Digital Asset Service Providers – Several companies and financial institutions provide services related to the buying, selling, payment processing and storing of virtual currency (i.e., banks, accountants, exchanges, digital wallet providers, and payment processors). However, there is no assurance that the virtual currency market, or the service providers necessary to accommodate it, will continue to support Digital Assets, continue in existence or grow. Further, there is no assurance that the availability of and access to virtual currency service providers will not be negatively affected by government regulation or supply and demand of Digital Assets. Accordingly, companies or financial institutions that currently support virtual currency may not do so in the future.
Custody of Digital Assets – Under the Advisers Act, SEC registered investment advisers are required to hold securities with “qualified custodians,” among other requirements. Certain Digital Assets may be deemed to be securities.
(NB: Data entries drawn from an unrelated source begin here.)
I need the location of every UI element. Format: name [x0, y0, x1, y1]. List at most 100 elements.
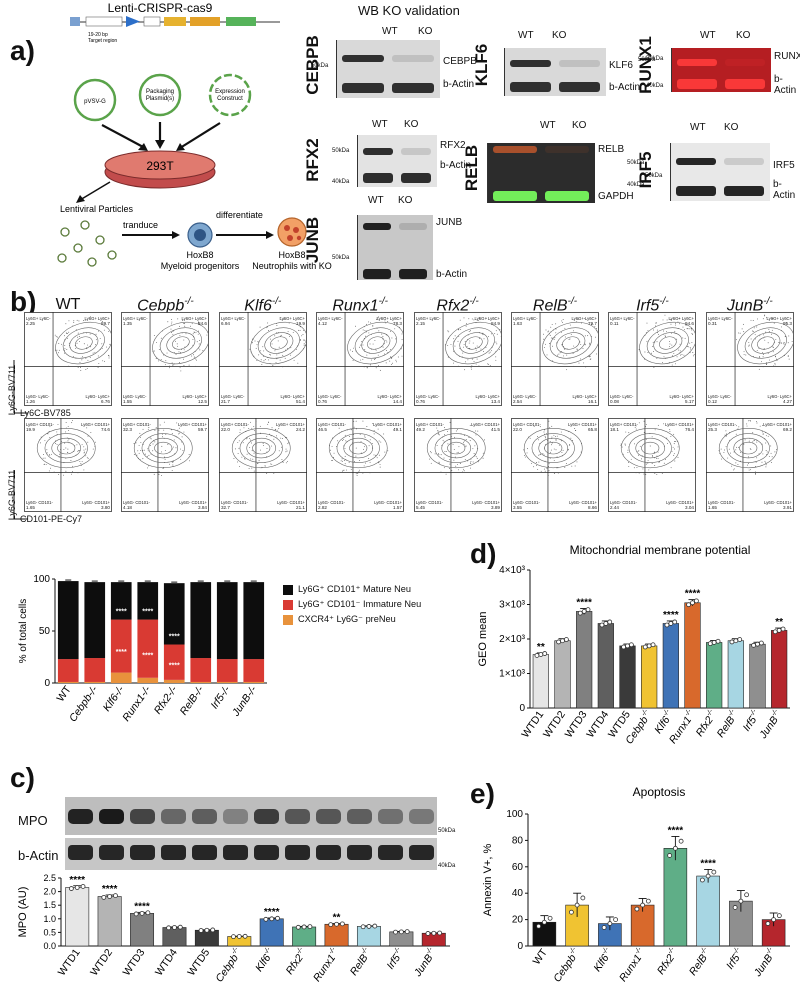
y-tick-label: 20 — [512, 915, 524, 926]
facs-quadrant-value: 4.27 — [783, 399, 792, 404]
facs-event — [76, 319, 78, 321]
facs-event — [164, 421, 166, 423]
bar — [259, 918, 284, 947]
blot-band-label: IRF5 — [773, 160, 795, 172]
category-label: RelB-/- — [714, 708, 742, 740]
facs-event — [733, 451, 735, 453]
facs-event — [551, 436, 553, 438]
facs-event — [361, 341, 363, 343]
blot-kda-label: 50kDa — [332, 255, 350, 262]
facs-quadrant-value: 3.84 — [198, 505, 207, 510]
category-label: WTD4 — [153, 947, 180, 978]
facs-quadrant-value: 6.94 — [221, 321, 230, 326]
facs-event — [584, 343, 586, 345]
facs-event — [264, 359, 266, 361]
facs-event — [108, 357, 110, 359]
facs-quadrant-value: 32.7 — [221, 505, 230, 510]
blot-band-ko — [724, 185, 764, 196]
facs-event — [677, 321, 679, 323]
facs-event — [645, 435, 646, 437]
y-tick-label: 0.5 — [43, 927, 56, 937]
facs-event — [71, 420, 73, 421]
replicate-dot — [68, 886, 74, 891]
replicate-dot — [601, 925, 607, 930]
facs-event — [754, 338, 756, 340]
facs-event — [75, 329, 77, 331]
facs-contour-line — [562, 336, 580, 350]
facs-event — [171, 318, 173, 320]
facs-event — [165, 450, 167, 451]
facs-event — [540, 453, 541, 455]
blot-ko-label: KO — [552, 30, 567, 41]
facs-contour-line — [62, 327, 105, 359]
facs-event — [533, 425, 535, 427]
facs-event — [79, 460, 81, 462]
facs-event — [257, 341, 259, 343]
facs-event — [378, 461, 380, 463]
facs-event — [596, 328, 597, 330]
facs-event — [764, 336, 766, 338]
facs-event — [353, 420, 355, 422]
facs-event — [746, 423, 747, 425]
y-tick-label: 2.5 — [43, 873, 56, 883]
facs-event — [562, 319, 564, 321]
facs-event — [576, 349, 578, 350]
facs-event — [48, 431, 50, 432]
facs-event — [639, 472, 641, 474]
facs-event — [440, 445, 442, 447]
facs-event — [69, 345, 70, 346]
facs-event — [543, 431, 545, 433]
facs-contour-line — [160, 327, 203, 359]
facs-event — [464, 446, 466, 448]
facs-event — [548, 463, 550, 465]
category-label: Klf6-/- — [252, 946, 277, 974]
facs-event — [259, 432, 261, 434]
category-name: WTD4 — [153, 947, 180, 978]
facs-event — [139, 432, 141, 434]
facs-event — [634, 443, 636, 445]
facs-event — [250, 351, 252, 353]
facs-event — [669, 345, 671, 347]
facs-event — [628, 466, 630, 467]
facs-event — [94, 351, 96, 353]
facs-event — [771, 456, 773, 458]
facs-event — [677, 456, 679, 458]
facs-condition-sup: -/- — [184, 296, 194, 307]
facs-event — [378, 440, 380, 442]
facs-event — [666, 437, 668, 439]
chart-ylabel: MPO (AU) — [17, 887, 29, 938]
facs-contours — [152, 321, 210, 365]
facs-contour-line — [458, 332, 488, 354]
facs-event — [636, 467, 638, 469]
facs-event — [557, 467, 559, 469]
actin-band — [223, 845, 248, 860]
facs-event — [546, 467, 548, 469]
facs-event — [545, 343, 546, 345]
facs-frame — [316, 418, 405, 512]
facs-event — [39, 439, 41, 441]
facs-event — [446, 431, 448, 432]
facs-event — [747, 462, 749, 464]
facs-event — [384, 320, 386, 322]
facs-event — [249, 421, 251, 423]
facs-quadrant-label: Ly6G+ Ly6C+ — [474, 316, 500, 321]
facs-event — [176, 436, 178, 438]
facs-event — [447, 356, 449, 358]
actin-band — [99, 845, 124, 860]
facs-event — [55, 443, 57, 444]
facs-event — [664, 334, 666, 336]
facs-quadrant-label: Ly6G- Ly6C- — [708, 394, 732, 399]
facs-event — [551, 324, 553, 325]
facs-event — [482, 457, 484, 459]
facs-event — [67, 451, 69, 453]
facs-contour-line — [653, 332, 683, 354]
facs-event — [765, 464, 767, 466]
facs-event — [350, 349, 352, 351]
facs-grid: WT Ly6G+ Ly6C- 2.25 Ly6G+ Ly6C+ 89.7 Ly6G- Ly… — [7, 296, 794, 524]
facs-contour-line — [538, 437, 569, 459]
replicate-dot — [133, 911, 139, 917]
facs-event — [167, 321, 169, 323]
facs-event — [500, 335, 502, 337]
replicate-dot — [707, 641, 713, 647]
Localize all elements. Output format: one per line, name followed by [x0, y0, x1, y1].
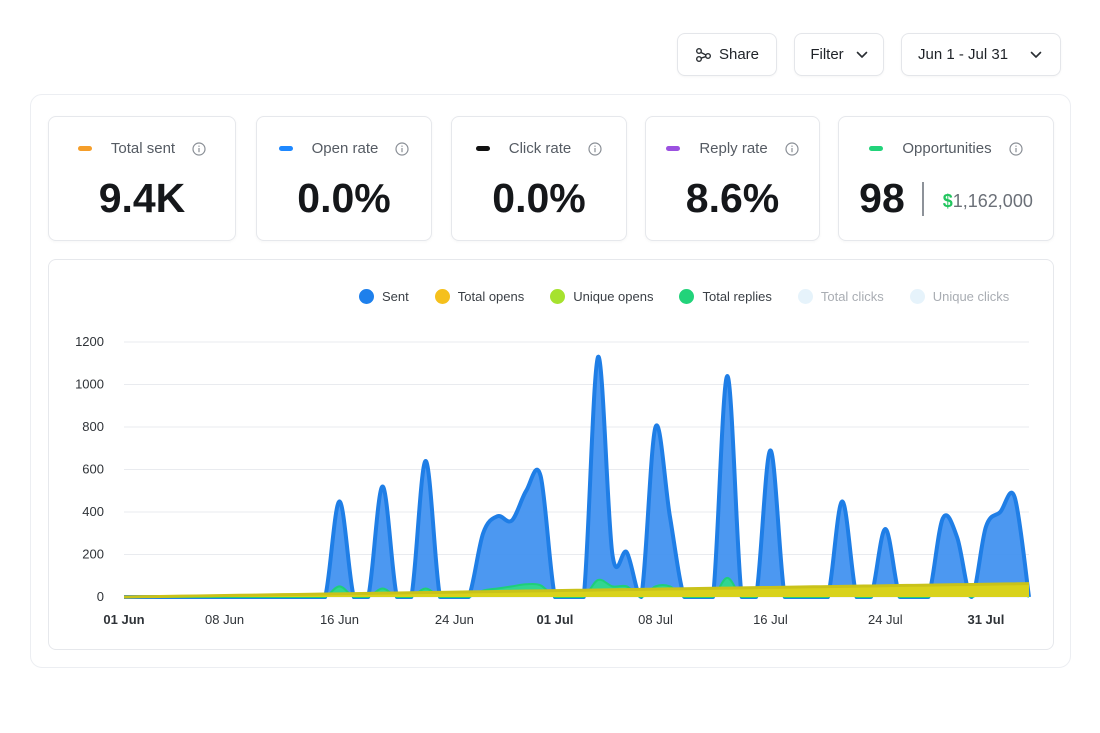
legend-dot — [550, 289, 566, 304]
legend-dot — [434, 289, 450, 304]
x-tick-label: 08 Jun — [205, 612, 244, 627]
legend-label: Total opens — [457, 289, 525, 304]
x-tick-label: 24 Jun — [435, 612, 474, 627]
stat-label: Opportunities — [902, 140, 992, 157]
date-range-label: Jun 1 - Jul 31 — [918, 46, 1009, 63]
total-sent-swatch — [77, 146, 92, 151]
legend-dot — [359, 289, 374, 304]
legend-item-total-replies[interactable]: Total replies — [679, 289, 772, 304]
info-icon[interactable] — [395, 141, 409, 156]
y-tick-label: 600 — [82, 462, 104, 477]
filter-button[interactable]: Filter — [794, 33, 884, 76]
series-opens-line — [123, 582, 1030, 599]
stat-label: Reply rate — [699, 140, 768, 157]
legend-item-unique-clicks[interactable]: Unique clicks — [909, 289, 1010, 304]
stat-value: 0.0% — [492, 175, 586, 221]
legend-label: Total clicks — [820, 289, 884, 304]
stat-value: 9.4K — [98, 175, 186, 221]
x-tick-label: 08 Jul — [638, 612, 673, 627]
share-icon — [695, 47, 711, 62]
legend-item-unique-opens[interactable]: Unique opens — [550, 289, 653, 304]
y-tick-label: 800 — [82, 419, 104, 434]
stat-card-total-sent: Total sent 9.4K — [48, 116, 236, 241]
legend-item-total-clicks[interactable]: Total clicks — [797, 289, 884, 304]
share-label: Share — [718, 46, 760, 63]
stat-card-opportunities: Opportunities 98 $1,162,000 — [838, 116, 1054, 241]
x-tick-label: 16 Jun — [320, 612, 359, 627]
x-tick-label: 16 Jul — [753, 612, 788, 627]
legend-item-total-opens[interactable]: Total opens — [434, 289, 525, 304]
stat-label: Total sent — [110, 140, 176, 157]
legend-label: Total replies — [702, 289, 772, 304]
legend-dot — [909, 289, 925, 304]
info-icon[interactable] — [192, 141, 206, 156]
dollar-sign: $ — [942, 191, 953, 211]
opportunities-amount: 1,162,000 — [952, 191, 1033, 211]
chart-container: Sent Total opens Unique opens Total repl… — [48, 259, 1054, 650]
stat-label: Click rate — [508, 140, 572, 157]
legend-label: Unique opens — [573, 289, 654, 304]
toolbar: Share Filter Jun 1 - Jul 31 — [677, 33, 1061, 76]
info-icon[interactable] — [588, 141, 602, 156]
open-rate-swatch — [278, 146, 293, 151]
opportunities-swatch — [869, 146, 884, 151]
click-rate-swatch — [475, 146, 490, 151]
share-button[interactable]: Share — [677, 33, 777, 76]
y-tick-label: 1000 — [75, 377, 104, 392]
series-sent-area — [124, 356, 1029, 597]
info-icon[interactable] — [1009, 141, 1023, 156]
legend-dot — [679, 289, 695, 304]
stat-card-reply-rate: Reply rate 8.6% — [645, 116, 820, 241]
info-icon[interactable] — [785, 141, 799, 156]
date-range-select[interactable]: Jun 1 - Jul 31 — [901, 33, 1061, 76]
stat-value: 8.6% — [685, 175, 780, 221]
y-tick-label: 0 — [97, 589, 104, 604]
y-tick-label: 400 — [82, 504, 104, 519]
area-chart[interactable]: 1200 1000 800 600 400 200 0 01 Jun 08 Jun 16 Jun 2… — [49, 260, 1055, 651]
stat-value: 0.0% — [297, 175, 391, 221]
stat-card-click-rate: Click rate 0.0% — [451, 116, 627, 241]
x-tick-label: 01 Jul — [537, 612, 574, 627]
analytics-panel: Total sent 9.4K Open rate 0.0% Click rat… — [30, 94, 1071, 668]
chevron-down-icon — [1030, 51, 1042, 58]
series-sent-line — [123, 354, 1031, 599]
x-tick-label: 01 Jun — [103, 612, 144, 627]
stat-label: Open rate — [311, 140, 379, 157]
y-tick-label: 200 — [82, 547, 104, 562]
x-tick-label: 31 Jul — [967, 612, 1004, 627]
opportunities-value: $1,162,000 — [943, 191, 1033, 212]
legend-label: Unique clicks — [932, 289, 1010, 304]
chevron-down-icon — [856, 51, 867, 58]
legend-label: Sent — [382, 289, 409, 304]
stat-card-open-rate: Open rate 0.0% — [256, 116, 432, 241]
filter-label: Filter — [810, 46, 844, 63]
opportunities-count: 98 — [859, 175, 905, 221]
legend-dot — [797, 289, 813, 304]
y-tick-label: 1200 — [75, 334, 104, 349]
x-tick-label: 24 Jul — [868, 612, 903, 627]
reply-rate-swatch — [666, 146, 681, 151]
divider — [921, 181, 924, 216]
opportunities-values: 98 $1,162,000 — [839, 175, 1053, 222]
legend-item-sent[interactable]: Sent — [359, 289, 409, 304]
chart-legend: Sent Total opens Unique opens Total repl… — [359, 289, 1009, 304]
Currently, many of the companies providing Digital Assets custodial services fall outside of the SEC’s definition of “qualified custodian”, and many long-standing, prominent qualified custodians do not provide custodial services for Digital Assets or otherwise provide such services only with respect to a limited number of actively traded Digital Assets. Accordingly, clients may use non- qualified custodians to hold all or a portion of their Digital Assets.
Government Oversight of Digital Assets – The regulatory schemes—both foreign and domestic—possibly affecting Digital Assets or a Digital Asset network may not be fully developed and subject to change. It is possible that any jurisdiction may, in the near or distant future, adopt laws, regulations, policies or rules directly or indirectly affecting a Digital Asset network, generally, or restricting the right to acquire, own, hold, sell, convert, trade, or use Digital Assets, or to exchange Digital Assets for either fiat currency or other virtual currency. It is also possible that government authorities may take direct or indirect investigative or prosecutorial action related to, among other things, the use, ownership or transfer of Digital Assets, resulting in a change to its value or to the development of a Digital Asset.